I realized yesterday that I haven’t baked in a while. My remedy for this obvious travesty was to scour my pantry and refrigerator for ingredients to bake something: muffins, quick bread, cookies. It didn’t matter. I had an itch to bake something and “healthify” it. In the back of the vegetable drawer I found a zucchini and I knew I had some chocolate chips on hand so that combination became the winner.
I’ve dubbed these Power! Muffins because they are fortified with chia seeds, hemp seeds and ground flaxseeds. These ingredients intensify the nutritional punch. The most impressive part: my extremely picky 6 year old ate 7 of them for dinner (he had some chicken too) and kept saying how good they were, that they were the best muffins he had ever had. Can you say winner? The hemp seeds delivered an extra source of protein to him, the flax has fiber and the chia seeds are high in Omega-3 fatty acids. I think I may need to make these every week.

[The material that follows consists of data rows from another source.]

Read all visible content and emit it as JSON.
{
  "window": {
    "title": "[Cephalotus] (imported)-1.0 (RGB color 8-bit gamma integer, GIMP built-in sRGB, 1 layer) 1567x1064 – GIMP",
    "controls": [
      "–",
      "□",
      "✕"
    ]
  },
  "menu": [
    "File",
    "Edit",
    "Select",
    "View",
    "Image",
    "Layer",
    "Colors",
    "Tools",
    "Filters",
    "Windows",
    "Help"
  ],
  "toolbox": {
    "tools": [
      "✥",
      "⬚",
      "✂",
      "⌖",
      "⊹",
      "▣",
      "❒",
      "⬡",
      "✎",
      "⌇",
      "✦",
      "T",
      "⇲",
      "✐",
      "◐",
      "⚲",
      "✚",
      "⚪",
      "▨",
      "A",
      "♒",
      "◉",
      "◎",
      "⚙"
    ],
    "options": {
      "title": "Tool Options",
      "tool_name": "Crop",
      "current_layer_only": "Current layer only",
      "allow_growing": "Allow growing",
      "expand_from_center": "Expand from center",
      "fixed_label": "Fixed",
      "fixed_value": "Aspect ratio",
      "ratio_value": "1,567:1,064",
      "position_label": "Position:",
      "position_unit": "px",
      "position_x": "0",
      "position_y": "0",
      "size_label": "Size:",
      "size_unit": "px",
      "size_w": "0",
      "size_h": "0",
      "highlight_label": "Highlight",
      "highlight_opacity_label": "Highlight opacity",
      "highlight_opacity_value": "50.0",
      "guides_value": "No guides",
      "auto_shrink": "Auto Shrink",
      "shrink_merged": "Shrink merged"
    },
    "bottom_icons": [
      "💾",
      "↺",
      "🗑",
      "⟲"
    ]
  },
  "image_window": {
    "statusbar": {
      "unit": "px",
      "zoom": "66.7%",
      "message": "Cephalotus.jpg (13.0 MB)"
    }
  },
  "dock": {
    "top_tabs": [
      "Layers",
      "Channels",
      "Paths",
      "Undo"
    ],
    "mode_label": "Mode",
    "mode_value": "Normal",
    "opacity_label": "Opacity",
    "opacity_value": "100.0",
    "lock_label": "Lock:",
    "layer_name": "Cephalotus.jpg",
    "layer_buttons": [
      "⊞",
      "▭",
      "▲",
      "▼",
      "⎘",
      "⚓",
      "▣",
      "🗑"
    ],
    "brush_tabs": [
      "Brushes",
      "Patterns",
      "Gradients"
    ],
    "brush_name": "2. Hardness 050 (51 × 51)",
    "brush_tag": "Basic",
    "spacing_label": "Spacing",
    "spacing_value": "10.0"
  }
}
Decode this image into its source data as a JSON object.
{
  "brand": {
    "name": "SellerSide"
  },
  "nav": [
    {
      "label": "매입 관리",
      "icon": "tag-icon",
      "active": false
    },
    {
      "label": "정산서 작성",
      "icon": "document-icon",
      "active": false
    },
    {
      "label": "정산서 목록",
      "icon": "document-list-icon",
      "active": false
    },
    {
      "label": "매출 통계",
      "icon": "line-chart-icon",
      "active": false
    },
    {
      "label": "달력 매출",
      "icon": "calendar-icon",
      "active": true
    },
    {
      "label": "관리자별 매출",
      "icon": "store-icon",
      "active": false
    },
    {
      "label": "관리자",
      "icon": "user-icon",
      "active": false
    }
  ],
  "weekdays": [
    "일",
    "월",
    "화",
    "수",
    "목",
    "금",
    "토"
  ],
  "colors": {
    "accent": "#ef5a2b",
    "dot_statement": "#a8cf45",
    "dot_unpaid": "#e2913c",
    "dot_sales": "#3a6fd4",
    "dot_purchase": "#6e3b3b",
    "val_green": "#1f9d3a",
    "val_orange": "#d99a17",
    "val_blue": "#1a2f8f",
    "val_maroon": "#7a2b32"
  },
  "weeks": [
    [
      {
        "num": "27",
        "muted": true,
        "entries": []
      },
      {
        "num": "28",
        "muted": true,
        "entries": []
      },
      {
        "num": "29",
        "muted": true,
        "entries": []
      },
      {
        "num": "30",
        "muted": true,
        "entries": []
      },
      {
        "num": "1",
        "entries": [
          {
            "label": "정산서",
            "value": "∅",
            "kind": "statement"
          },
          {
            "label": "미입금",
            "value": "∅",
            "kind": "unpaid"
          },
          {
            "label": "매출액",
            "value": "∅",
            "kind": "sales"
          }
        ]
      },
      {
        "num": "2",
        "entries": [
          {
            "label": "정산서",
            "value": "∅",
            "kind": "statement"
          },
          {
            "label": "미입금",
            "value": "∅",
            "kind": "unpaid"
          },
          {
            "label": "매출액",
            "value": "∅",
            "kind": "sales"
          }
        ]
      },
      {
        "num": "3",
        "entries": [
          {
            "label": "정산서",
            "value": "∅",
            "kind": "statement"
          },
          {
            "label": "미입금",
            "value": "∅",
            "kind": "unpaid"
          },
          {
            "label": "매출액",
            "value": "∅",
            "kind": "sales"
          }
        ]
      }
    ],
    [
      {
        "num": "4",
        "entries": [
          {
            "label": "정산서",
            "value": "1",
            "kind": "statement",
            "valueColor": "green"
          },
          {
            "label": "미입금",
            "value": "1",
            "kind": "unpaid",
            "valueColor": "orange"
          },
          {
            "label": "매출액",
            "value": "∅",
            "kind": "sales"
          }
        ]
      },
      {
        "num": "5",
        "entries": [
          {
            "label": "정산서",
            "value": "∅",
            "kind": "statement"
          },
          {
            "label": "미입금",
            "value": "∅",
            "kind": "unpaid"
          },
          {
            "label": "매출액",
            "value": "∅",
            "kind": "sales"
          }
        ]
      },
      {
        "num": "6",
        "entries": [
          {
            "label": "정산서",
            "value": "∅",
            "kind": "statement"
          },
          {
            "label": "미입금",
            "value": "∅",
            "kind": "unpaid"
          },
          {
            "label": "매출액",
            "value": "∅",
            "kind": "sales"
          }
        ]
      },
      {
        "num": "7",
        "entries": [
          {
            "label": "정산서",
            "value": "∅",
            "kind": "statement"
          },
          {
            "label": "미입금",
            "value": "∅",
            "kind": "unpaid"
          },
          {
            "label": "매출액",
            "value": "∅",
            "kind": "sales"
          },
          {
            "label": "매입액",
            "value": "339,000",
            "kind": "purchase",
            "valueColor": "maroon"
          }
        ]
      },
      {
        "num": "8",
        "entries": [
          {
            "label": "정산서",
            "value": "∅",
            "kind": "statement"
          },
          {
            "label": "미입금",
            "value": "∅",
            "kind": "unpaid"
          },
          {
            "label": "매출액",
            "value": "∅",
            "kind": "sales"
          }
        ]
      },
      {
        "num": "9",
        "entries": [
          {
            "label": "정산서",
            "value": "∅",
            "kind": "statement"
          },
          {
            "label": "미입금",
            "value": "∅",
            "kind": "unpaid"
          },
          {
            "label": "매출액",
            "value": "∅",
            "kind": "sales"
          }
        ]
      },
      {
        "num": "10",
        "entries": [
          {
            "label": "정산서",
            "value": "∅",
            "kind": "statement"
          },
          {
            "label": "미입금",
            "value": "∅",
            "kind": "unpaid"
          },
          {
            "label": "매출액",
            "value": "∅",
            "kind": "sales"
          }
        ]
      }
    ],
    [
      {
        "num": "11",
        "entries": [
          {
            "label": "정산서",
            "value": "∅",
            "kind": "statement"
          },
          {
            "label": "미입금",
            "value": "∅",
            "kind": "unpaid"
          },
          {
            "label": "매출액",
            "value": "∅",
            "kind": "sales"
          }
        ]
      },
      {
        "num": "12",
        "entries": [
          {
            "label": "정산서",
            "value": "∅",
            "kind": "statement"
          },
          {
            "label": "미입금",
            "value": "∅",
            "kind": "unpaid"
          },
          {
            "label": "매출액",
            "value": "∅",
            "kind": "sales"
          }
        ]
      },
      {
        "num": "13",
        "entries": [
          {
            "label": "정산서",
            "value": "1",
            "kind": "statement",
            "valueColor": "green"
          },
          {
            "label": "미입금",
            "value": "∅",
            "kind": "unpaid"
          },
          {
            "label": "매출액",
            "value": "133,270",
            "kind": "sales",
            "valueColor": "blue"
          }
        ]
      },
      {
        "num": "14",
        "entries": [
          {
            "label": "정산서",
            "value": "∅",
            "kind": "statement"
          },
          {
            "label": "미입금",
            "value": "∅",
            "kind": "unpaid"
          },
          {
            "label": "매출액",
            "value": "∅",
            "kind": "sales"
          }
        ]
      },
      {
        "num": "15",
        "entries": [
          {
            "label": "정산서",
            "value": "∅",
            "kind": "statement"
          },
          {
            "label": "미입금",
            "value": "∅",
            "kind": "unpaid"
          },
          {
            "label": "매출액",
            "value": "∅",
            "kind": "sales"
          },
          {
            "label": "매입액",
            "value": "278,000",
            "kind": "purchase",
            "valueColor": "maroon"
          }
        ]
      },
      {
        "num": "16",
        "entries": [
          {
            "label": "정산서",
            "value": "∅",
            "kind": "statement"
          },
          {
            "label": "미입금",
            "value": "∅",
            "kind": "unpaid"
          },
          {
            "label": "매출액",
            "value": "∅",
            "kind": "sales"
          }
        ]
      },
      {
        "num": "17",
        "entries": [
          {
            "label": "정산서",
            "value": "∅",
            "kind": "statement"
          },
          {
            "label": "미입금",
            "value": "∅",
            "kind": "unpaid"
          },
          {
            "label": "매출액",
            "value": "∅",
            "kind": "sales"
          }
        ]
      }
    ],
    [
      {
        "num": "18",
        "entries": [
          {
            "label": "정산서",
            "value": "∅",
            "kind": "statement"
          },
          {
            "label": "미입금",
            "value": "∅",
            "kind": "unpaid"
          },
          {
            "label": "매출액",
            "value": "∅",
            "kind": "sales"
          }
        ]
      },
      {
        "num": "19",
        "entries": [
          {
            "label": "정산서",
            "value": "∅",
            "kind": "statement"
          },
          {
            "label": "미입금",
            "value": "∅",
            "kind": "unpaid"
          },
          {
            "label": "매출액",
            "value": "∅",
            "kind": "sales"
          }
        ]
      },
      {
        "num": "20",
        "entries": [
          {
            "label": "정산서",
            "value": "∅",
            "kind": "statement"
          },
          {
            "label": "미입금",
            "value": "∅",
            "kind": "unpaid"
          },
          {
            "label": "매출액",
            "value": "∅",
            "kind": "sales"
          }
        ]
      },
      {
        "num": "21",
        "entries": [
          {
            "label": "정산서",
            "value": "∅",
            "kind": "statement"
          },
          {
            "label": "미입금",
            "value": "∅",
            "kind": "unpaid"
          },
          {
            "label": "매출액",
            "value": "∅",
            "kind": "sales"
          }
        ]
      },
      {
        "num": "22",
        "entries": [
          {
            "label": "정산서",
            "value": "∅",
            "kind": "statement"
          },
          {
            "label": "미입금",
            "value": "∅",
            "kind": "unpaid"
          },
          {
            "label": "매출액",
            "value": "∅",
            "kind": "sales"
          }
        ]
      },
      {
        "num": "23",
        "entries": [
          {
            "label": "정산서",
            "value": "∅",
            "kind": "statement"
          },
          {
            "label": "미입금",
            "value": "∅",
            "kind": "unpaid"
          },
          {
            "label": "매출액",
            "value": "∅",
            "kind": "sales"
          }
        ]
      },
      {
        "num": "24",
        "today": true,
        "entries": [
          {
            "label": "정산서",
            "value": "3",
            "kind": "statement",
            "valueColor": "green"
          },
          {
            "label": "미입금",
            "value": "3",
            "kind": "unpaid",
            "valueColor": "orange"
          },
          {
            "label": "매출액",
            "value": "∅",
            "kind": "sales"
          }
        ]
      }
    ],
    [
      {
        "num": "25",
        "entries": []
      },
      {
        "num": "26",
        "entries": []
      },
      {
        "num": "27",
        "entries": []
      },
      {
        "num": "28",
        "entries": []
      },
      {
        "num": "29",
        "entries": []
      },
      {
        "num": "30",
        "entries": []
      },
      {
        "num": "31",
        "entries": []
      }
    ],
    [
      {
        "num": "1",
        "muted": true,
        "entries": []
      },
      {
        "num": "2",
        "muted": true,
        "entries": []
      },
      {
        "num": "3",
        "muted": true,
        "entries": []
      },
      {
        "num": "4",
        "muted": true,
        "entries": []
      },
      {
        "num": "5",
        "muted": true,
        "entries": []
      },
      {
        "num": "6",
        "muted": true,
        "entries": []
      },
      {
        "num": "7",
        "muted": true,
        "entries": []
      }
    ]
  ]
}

Power! Muffins (yields 24 mini muffins or 12 regular sized muffins)
1 cup shredded zucchini
1/4 cup natural (unsweetened) applesauce
1 tbsp pure maple syrup or raw honey
20 drops Stevia
1 tsp pure vanilla extract
1 1/2 tbsp coconut oil, melted
1/2 cup unsweetened cashew, coconut or almond milk
1 tsp cinnamon
1 tsp pumpkin pie spice
1 cup gluten free baking mix (or regular all purpose flour)
1/2 cup coconut flour
1 tsp baking powder
1/2 tsp baking soda
2 tbsp hemp seeds
2 tbsp chia seeds
2 tbsp ground flax
1 tsp Himalayan pink salt
1/2 cup semisweet chocolate chips (use dairy free if that is your goal)
2 tbsp coconut sugar
1. Preheat oven to 350. Spray mini muffin or regular-sized muffin pan with coconut oil
2. In a large bowl, mix wet ingredients together well.
3. In a smaller bowl, mix together the dry ingredients until well incorporated.
4. Pour dry ingredients into wet ingredients and mix until well incorporated but do not overmix (coconut flour absorbs a lot of moisture and too much mixing will leave your muffins dense and dry).
5. Mix in the chocolate chips.
6. Spoon mixture into the muffin pan and smooth out as much as you can. Top each with a sprinkle of coconut sugar.
7. Bake for 15-20 minutes or until golden on the top and a knife or toothpick inserted in the center comes out clean. Allow to cool (if you can help yourself or keep your little one’s away for that long!). We may or may not have almost burned our fingers eating them straight out of the oven!